Know your character-- tune into yourself. Truthfully, most of the ways that we are daily happen in small, specific ways. Therapists like myself believe that cognitively, the thoughts we have, or better yet, the thoughts we choose to focus on, determine how we feel about ourselves and our experiences. That, of course, determines what our next action will be, whether it is harmful to self or others, or helpful and positive. Over time, we develop some patterns that can be pretty noticeable. If you think certain negative thoughts about yourself, that can definitely influence your perceptions of others in a major way. We should all check in with our thoughts to make sure of a few things:
Are my thoughts speaking a spirit of hopefulness or harshness? Am I helping in a humane way?
Are my thoughts my own, or am I echoing statements recycled by other people who may not share my values, or might judge others?
Are my thoughts kind to me, myself, personally? Am I encouraging myself in the direction of my own dreams, rooted in purpose? Or am I distracted, focusing on the differences between yourself and others in an unhealthy way?

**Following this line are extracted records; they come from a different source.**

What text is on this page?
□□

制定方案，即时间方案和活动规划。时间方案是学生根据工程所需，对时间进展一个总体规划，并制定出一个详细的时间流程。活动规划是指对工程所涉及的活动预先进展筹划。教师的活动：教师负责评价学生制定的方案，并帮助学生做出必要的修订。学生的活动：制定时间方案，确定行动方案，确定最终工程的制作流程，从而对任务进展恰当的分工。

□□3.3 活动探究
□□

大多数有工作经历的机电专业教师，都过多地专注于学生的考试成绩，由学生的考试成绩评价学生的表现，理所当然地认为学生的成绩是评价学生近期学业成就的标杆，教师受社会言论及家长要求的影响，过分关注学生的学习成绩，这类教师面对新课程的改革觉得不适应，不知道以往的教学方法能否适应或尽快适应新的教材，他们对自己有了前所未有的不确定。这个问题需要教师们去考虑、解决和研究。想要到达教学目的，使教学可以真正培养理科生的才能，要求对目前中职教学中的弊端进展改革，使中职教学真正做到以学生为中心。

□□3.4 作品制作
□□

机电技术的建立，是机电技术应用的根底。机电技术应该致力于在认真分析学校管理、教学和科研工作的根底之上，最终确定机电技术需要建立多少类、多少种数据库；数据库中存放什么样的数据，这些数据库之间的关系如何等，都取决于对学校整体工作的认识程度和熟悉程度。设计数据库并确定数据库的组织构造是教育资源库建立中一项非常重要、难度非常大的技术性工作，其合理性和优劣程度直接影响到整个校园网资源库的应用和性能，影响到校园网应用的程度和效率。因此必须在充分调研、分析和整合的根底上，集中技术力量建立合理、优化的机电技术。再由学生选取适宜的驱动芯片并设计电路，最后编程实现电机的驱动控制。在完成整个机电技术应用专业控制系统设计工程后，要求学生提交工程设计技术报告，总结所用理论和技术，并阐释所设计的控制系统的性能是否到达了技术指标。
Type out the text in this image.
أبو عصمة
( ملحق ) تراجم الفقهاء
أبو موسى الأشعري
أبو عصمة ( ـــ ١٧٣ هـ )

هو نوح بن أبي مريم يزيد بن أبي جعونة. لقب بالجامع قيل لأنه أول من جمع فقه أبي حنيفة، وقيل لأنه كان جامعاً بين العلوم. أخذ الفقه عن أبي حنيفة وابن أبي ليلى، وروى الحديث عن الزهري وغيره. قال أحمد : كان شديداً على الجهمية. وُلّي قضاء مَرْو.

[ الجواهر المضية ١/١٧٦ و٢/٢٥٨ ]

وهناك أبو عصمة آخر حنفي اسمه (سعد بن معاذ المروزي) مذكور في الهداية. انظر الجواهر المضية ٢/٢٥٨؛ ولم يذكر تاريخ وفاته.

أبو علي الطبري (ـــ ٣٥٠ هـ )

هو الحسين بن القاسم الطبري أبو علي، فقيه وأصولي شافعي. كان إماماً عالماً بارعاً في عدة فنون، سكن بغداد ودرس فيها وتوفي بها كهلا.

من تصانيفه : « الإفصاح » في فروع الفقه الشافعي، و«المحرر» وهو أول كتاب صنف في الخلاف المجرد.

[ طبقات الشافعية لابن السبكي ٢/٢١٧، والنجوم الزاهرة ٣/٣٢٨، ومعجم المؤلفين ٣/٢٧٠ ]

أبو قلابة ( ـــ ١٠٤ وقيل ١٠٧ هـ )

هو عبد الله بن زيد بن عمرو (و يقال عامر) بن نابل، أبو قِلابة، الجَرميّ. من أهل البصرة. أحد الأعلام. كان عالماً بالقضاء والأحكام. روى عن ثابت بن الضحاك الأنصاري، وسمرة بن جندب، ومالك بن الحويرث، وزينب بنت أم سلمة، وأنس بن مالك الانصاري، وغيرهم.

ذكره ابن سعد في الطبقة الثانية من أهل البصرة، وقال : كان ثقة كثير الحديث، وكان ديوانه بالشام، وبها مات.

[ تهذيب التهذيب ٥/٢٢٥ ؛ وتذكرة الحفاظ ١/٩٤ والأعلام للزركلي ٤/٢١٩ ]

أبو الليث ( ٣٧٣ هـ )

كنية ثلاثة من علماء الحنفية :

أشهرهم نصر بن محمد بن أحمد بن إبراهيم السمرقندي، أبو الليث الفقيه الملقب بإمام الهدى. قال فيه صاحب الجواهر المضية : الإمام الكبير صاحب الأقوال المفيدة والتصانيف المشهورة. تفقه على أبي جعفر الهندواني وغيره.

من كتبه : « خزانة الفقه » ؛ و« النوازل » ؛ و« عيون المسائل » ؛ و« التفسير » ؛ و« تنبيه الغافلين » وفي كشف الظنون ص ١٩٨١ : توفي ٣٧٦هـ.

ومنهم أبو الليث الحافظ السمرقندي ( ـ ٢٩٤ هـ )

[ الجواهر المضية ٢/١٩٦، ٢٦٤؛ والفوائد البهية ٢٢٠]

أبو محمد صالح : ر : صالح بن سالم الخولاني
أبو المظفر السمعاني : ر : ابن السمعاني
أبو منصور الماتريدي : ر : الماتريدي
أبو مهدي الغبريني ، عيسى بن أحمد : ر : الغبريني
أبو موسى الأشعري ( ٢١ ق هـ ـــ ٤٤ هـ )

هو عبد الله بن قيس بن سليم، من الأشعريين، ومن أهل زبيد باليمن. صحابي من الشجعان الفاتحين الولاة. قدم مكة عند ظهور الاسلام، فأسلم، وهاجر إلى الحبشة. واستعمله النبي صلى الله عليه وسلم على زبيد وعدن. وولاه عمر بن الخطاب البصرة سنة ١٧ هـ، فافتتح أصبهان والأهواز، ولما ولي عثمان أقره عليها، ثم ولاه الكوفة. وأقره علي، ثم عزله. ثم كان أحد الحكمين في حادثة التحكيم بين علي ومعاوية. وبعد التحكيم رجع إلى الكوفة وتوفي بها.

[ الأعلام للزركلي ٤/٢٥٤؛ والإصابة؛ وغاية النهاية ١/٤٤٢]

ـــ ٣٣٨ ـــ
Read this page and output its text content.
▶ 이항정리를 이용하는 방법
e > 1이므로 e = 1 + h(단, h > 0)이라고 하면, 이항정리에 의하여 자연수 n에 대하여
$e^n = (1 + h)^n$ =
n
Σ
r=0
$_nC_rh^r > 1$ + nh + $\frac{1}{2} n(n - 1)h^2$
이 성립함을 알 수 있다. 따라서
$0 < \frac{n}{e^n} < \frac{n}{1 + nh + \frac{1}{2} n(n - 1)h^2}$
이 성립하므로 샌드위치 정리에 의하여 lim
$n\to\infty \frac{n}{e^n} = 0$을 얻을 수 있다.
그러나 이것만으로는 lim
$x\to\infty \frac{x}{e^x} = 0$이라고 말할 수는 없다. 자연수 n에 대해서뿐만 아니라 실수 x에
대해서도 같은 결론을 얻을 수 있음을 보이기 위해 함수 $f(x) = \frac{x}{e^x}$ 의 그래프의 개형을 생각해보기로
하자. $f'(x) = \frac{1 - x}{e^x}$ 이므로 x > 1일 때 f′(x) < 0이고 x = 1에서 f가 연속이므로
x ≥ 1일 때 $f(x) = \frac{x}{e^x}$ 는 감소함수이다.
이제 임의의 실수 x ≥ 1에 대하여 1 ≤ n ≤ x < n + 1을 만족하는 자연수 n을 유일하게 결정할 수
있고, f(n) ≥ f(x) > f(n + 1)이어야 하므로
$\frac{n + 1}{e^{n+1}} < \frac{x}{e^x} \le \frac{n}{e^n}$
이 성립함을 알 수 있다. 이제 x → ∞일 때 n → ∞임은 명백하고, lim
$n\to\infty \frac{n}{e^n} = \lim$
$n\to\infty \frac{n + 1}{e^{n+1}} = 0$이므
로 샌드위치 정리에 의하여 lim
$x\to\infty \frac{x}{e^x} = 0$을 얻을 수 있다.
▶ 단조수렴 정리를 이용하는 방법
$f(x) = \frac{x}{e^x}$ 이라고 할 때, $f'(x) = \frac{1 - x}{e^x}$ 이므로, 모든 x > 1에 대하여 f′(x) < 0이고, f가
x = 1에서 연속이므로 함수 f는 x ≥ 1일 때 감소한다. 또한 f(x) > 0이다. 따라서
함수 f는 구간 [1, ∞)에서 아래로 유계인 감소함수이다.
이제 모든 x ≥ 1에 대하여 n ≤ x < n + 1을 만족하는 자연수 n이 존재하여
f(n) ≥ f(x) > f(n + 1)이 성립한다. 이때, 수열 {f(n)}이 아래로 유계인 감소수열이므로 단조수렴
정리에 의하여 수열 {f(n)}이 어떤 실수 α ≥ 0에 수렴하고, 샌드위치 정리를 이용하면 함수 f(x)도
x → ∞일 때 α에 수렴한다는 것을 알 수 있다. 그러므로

Allow yourself to get real. “Realness,” as we say in the LGBTQ+ community, is the authenticity and unquestionable presentation of one’s self and persona. "To be real," we were all born loving. We are made of love, and our purpose is love. Reminding ourselves of those facts with keep us from violating others living and loving authentically and fearlessly.
Who are we to work together, and function as one, focusing on unity, community, all of those feel good words? Well, it would be you living your highest purpose, being your best version of yourself, enjoying life at the highest vibrations. Passion for life cannot take place without love being at the heart, the center. I am glad that you’ve expanded in your heart a space to hear and empathize with me. You are limitless love in action, and you are loved.